Mother and newborn with umbilical cord still attached after a water birth
First stage: contractions
The first stage of labor is an active stage and should not be confused with the latent phase of labor.
The first stage of labor starts classically when the effaced cervix is 3 cm dilated. There is variation in this point as some patients may present a little before this point with active contraction, or later, without regular contractions. The onset of actual labor is defined when the cervix begins to progressively dilate. Rupture of the membranes, or a blood stained 'show' may or may not occur at around this stage.
Uterine muscles form opposing spirals from the top of the upper segment of the uterus to its junction with the lower segment. During effacement, the cervix becomes incorporated into the lower segment. During a contraction, these muscles contract causing shortening of the upper segment and drawing upwards of the lower segment, in a gradual expulsive motion. This draws the cervix up over the baby's head. Full dilatation is reached when the cervix is the size of the baby's head; at around 10 cm dilation for a term baby.
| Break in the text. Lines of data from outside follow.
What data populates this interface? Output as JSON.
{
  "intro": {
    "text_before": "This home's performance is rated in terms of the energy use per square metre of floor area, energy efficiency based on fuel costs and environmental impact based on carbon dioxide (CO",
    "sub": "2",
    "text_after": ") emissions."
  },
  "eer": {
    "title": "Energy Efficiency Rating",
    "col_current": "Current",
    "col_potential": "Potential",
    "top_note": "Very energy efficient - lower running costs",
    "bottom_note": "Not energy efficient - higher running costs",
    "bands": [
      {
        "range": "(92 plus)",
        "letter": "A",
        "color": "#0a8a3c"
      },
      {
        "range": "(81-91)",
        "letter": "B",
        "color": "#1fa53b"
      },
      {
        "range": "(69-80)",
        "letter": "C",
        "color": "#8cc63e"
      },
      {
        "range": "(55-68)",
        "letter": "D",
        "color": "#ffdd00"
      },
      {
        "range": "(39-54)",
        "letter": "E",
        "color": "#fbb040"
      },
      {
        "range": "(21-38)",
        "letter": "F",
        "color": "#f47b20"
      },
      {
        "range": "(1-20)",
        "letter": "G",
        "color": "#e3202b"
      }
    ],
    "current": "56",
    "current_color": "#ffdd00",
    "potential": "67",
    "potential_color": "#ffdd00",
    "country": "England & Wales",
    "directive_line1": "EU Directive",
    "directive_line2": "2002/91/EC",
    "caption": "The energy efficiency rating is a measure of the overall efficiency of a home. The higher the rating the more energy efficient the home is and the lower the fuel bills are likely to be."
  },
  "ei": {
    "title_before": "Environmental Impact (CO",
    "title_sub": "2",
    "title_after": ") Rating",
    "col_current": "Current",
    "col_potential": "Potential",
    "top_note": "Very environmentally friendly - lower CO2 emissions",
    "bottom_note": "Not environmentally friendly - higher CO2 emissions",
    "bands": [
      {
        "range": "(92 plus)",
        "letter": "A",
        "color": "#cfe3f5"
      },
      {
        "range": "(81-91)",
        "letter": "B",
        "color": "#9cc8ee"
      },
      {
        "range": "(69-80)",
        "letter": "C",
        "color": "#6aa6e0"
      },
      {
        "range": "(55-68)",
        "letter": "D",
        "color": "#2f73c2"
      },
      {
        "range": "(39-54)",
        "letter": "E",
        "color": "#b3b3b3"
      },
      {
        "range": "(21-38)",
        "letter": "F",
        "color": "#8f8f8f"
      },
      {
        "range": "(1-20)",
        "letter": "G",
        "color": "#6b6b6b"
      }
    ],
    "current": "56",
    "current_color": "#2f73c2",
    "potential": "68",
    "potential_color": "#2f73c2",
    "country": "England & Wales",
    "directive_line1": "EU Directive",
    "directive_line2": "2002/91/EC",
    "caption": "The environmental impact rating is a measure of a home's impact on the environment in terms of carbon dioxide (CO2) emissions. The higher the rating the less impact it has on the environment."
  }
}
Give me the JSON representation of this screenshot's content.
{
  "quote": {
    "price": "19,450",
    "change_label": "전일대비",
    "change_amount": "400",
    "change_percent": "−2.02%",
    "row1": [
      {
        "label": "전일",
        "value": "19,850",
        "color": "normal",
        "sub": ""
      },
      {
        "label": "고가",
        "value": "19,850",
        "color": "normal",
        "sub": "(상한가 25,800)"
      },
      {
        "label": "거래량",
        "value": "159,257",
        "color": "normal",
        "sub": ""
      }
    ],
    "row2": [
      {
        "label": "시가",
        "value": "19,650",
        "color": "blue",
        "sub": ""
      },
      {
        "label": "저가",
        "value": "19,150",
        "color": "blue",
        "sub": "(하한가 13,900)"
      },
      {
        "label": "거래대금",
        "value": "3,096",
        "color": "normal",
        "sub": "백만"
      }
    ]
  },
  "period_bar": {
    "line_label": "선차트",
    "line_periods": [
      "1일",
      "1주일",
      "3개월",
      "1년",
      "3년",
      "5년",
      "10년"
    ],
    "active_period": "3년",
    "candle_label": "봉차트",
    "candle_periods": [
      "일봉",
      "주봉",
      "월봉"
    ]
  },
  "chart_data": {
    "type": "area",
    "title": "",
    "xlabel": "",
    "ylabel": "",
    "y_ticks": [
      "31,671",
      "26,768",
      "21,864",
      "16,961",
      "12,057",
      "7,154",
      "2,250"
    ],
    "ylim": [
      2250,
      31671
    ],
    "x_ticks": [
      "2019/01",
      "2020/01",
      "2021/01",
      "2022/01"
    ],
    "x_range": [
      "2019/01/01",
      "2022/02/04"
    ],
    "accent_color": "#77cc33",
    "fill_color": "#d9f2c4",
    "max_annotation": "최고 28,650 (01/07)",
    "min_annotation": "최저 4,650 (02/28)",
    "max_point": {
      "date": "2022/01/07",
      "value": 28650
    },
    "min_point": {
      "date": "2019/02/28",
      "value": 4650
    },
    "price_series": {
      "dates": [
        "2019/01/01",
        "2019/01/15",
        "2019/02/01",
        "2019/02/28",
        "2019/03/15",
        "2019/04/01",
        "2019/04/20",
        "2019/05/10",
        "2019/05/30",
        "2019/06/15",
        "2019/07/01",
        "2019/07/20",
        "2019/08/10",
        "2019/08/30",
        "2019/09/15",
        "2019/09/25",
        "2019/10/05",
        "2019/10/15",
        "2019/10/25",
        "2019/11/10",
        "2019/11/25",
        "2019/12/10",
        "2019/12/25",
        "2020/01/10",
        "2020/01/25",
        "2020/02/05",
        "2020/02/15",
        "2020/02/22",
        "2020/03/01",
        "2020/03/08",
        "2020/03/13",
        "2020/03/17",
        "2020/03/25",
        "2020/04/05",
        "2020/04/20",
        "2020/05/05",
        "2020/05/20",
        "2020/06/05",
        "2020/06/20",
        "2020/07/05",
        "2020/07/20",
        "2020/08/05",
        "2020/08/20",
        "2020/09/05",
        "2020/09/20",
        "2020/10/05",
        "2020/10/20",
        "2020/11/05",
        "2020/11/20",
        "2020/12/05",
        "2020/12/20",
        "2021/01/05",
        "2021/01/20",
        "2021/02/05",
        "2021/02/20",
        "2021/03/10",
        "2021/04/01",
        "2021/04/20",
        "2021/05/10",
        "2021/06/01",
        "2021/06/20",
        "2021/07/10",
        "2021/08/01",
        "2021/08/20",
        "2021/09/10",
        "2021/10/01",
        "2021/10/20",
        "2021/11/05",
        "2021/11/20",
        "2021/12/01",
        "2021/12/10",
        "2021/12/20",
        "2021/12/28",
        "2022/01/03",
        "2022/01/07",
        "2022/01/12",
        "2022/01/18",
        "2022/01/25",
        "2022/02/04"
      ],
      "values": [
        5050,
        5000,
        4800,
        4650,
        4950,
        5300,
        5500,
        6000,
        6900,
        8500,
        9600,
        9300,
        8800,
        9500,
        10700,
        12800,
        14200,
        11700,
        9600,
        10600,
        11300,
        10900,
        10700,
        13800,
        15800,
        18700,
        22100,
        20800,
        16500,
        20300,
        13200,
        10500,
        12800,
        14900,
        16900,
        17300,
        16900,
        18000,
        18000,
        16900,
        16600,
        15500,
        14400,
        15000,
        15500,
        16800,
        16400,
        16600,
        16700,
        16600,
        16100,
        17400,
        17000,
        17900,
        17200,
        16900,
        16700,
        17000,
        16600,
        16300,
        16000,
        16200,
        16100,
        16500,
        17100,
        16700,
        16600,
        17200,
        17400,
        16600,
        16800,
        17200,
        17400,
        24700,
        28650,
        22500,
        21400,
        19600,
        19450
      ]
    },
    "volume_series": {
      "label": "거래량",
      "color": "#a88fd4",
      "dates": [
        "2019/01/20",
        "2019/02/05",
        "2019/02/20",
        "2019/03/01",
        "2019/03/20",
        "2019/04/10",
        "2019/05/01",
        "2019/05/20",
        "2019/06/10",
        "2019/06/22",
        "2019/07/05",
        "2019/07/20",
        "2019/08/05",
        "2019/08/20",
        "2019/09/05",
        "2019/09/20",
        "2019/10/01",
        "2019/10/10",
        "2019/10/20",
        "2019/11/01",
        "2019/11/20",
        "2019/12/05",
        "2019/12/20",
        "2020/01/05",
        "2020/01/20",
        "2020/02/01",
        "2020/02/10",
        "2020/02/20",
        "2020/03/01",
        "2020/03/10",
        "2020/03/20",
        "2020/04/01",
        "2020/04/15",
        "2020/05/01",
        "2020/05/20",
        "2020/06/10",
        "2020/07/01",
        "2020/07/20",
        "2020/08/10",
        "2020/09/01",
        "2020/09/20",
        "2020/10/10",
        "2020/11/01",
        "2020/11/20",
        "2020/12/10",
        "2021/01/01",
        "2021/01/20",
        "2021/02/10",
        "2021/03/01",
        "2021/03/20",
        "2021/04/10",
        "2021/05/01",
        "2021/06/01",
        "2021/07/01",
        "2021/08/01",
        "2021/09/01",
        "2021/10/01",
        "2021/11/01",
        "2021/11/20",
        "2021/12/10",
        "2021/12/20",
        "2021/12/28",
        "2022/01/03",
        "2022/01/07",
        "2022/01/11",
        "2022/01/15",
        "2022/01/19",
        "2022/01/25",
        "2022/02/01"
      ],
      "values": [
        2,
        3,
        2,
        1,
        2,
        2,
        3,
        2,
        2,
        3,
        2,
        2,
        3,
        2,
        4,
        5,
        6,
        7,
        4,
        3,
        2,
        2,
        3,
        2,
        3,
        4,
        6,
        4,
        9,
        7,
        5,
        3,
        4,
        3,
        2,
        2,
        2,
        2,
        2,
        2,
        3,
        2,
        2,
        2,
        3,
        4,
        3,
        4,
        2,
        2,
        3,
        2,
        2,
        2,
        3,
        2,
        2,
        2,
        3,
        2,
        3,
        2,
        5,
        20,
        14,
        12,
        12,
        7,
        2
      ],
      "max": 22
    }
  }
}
The duration of labour varies widely, but active phase averages some 8 hours for women giving birth to their first child ("primiparae") and 4 hours for women who have already given birth ("multiparae").
Second stage: delivery
This stage begins when the cervix is fully dilated, and ends when the baby is finally delivered. At the beginning of the normal second stage, the head is fully engaged in the pelvis; the widest diameter of the head has successfully passed through the pelvic brim. Ideally it has successfully also passed below the interspinous diameter. This is the narrowest part of the pelvis. If these have been accomplished, all that will remain is for the fetal head to pass below the pubic arch and out through the introitus. This is assisted by the additional maternal efforts of "bearing down". The fetal head is seen to 'crown' as the labia part. At this point the woman may feel a burning or stinging sensation.
Delivery of the fetal head signals the successful completion of the fourth mechanism of labour (delivery by extension), and is followed by the fifth and sixth mechanisms (restitution and external rotation).
A newborn baby with umbilical cord ready to be clamped
The second stage of labour will vary to some extent, depending on how successfully the preceding tasks have been accomplished.